A population-based, case-control study of HCC was conducted during 1984-2002. The study involved 295 HCC cases and 435 age-, gender-, and race-matched control subjects among Hispanic and non-Hispanic whites and blacks in Los Angeles County, California. Lifestyle risk factors were ascertained through in-person interviews. Infections with the hepatitis B and C (HCV) viruses were determined using their serologic markers.
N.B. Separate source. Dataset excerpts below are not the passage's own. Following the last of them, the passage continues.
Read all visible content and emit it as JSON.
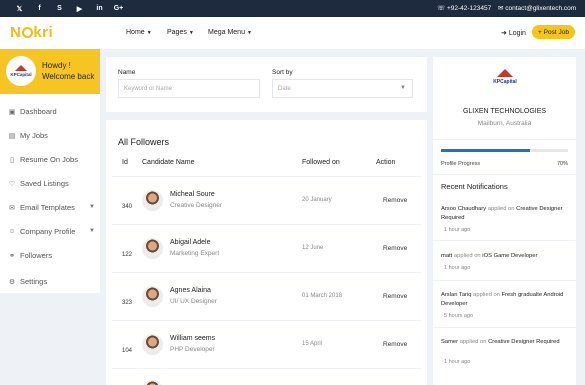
{
  "topbar": {
    "social": [
      {
        "icon": "twitter-icon",
        "glyph": "𝕏"
      },
      {
        "icon": "facebook-icon",
        "glyph": "f"
      },
      {
        "icon": "skype-icon",
        "glyph": "S"
      },
      {
        "icon": "youtube-icon",
        "glyph": "▶"
      },
      {
        "icon": "linkedin-icon",
        "glyph": "in"
      },
      {
        "icon": "google-plus-icon",
        "glyph": "G+"
      }
    ],
    "phone": "+92-42-123457",
    "email": "contact@glixentech.com"
  },
  "header": {
    "logo_pre": "N",
    "logo_post": "kri",
    "nav": [
      "Home",
      "Pages",
      "Mega Menu"
    ],
    "login": "Login",
    "post_job": "+ Post Job"
  },
  "sidebar": {
    "greeting": "Howdy !",
    "welcome": "Welcome back",
    "avatar_text": "KPCapital",
    "items": [
      {
        "label": "Dashboard",
        "icon": "dashboard-icon",
        "glyph": "▣"
      },
      {
        "label": "My Jobs",
        "icon": "briefcase-icon",
        "glyph": "▤"
      },
      {
        "label": "Resume On Jobs",
        "icon": "document-icon",
        "glyph": "▯"
      },
      {
        "label": "Saved Listings",
        "icon": "heart-icon",
        "glyph": "♡"
      },
      {
        "label": "Email Templates",
        "icon": "mail-icon",
        "glyph": "✉"
      },
      {
        "label": "Company Profile",
        "icon": "user-icon",
        "glyph": "☺"
      },
      {
        "label": "Followers",
        "icon": "users-icon",
        "glyph": "⚭"
      },
      {
        "label": "Settings",
        "icon": "gear-icon",
        "glyph": "⚙"
      }
    ]
  },
  "filter": {
    "name_label": "Name",
    "name_placeholder": "Keyword or Name",
    "sort_label": "Sort by",
    "sort_value": "Date"
  },
  "followers": {
    "title": "All Followers",
    "columns": [
      "Id",
      "Candidate Name",
      "Followed on",
      "Action"
    ],
    "rows": [
      {
        "id": "340",
        "name": "Micheal Soure",
        "role": "Creative Designer",
        "date": "20 January",
        "action": "Remove"
      },
      {
        "id": "122",
        "name": "Abigail Adele",
        "role": "Marketing Expert",
        "date": "12 June",
        "action": "Remove"
      },
      {
        "id": "323",
        "name": "Agnes Alaina",
        "role": "UI/ UX Designer",
        "date": "01 March 2018",
        "action": "Remove"
      },
      {
        "id": "104",
        "name": "William seems",
        "role": "PHP Developer",
        "date": "15 April",
        "action": "Remove"
      }
    ]
  },
  "company": {
    "logo_text": "KPCapital",
    "name": "GLIXEN TECHNOLOGIES",
    "location": "Mailburn, Australia",
    "progress_label": "Profile Progress",
    "progress_value": "70%",
    "progress_fraction": 0.7,
    "notifications_title": "Recent Notifications",
    "notifications": [
      {
        "user": "Arsoo Chaudhary",
        "verb": "applied on",
        "job": "Creative Designer Required",
        "time": "1 hour ago"
      },
      {
        "user": "matt",
        "verb": "applied on",
        "job": "iOS Game Developer",
        "time": "1 hour ago"
      },
      {
        "user": "Arslan Tariq",
        "verb": "applied on",
        "job": "Fresh gradualte Android Developer",
        "time": "5 hours ago"
      },
      {
        "user": "Samer",
        "verb": "applied on",
        "job": "Creative Designer Required",
        "time": "1 hour ago"
      }
    ]
  },
  "colors": {
    "accent": "#f5c518",
    "topbar": "#1e2a3e",
    "progress": "#1e73b9",
    "page_bg": "#eef1f6"
  }
}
Fourteen HCC cases but no control subjects tested positive for the hepatitis B surface antigen. Seropositivity for antibodies to HCV was associated with an odds ratio (OR) of 125 (95% confidence interval [95% CI], 17-909) for HCC, whereas seropositivity for antibodies to the hepatitis B core antigen was related to an OR of 2.9 (95% CI, 1.7-5.0). Heavy alcohol consumption and cigarette smoking were found to be independently associated with a statistically significant two to threefold increase in risk of HCC after adjustment for hepatitis B and C serology. Subjects with a history of diabetes had an OR of 2.7 (95% CI, 1.6-4.3) for HCC compared with nondiabetic subjects. A synergistic interaction on HCC risk was observed between heavy alcohol consumption and diabetes (OR = 4.2; 95% CI, 2.6-5.8), heavy alcohol consumption and viral hepatitis (OR = 5.5; 95% CI, 3.9-7.0), or between diabetes and viral hepatitis (OR = 4.8; 95% CI, 2.7-6.9).
Heavy alcohol consumption, diabetes, and viral hepatitis were found to exert independent and synergistic effects on risk of HCC in U.S. blacks and whites.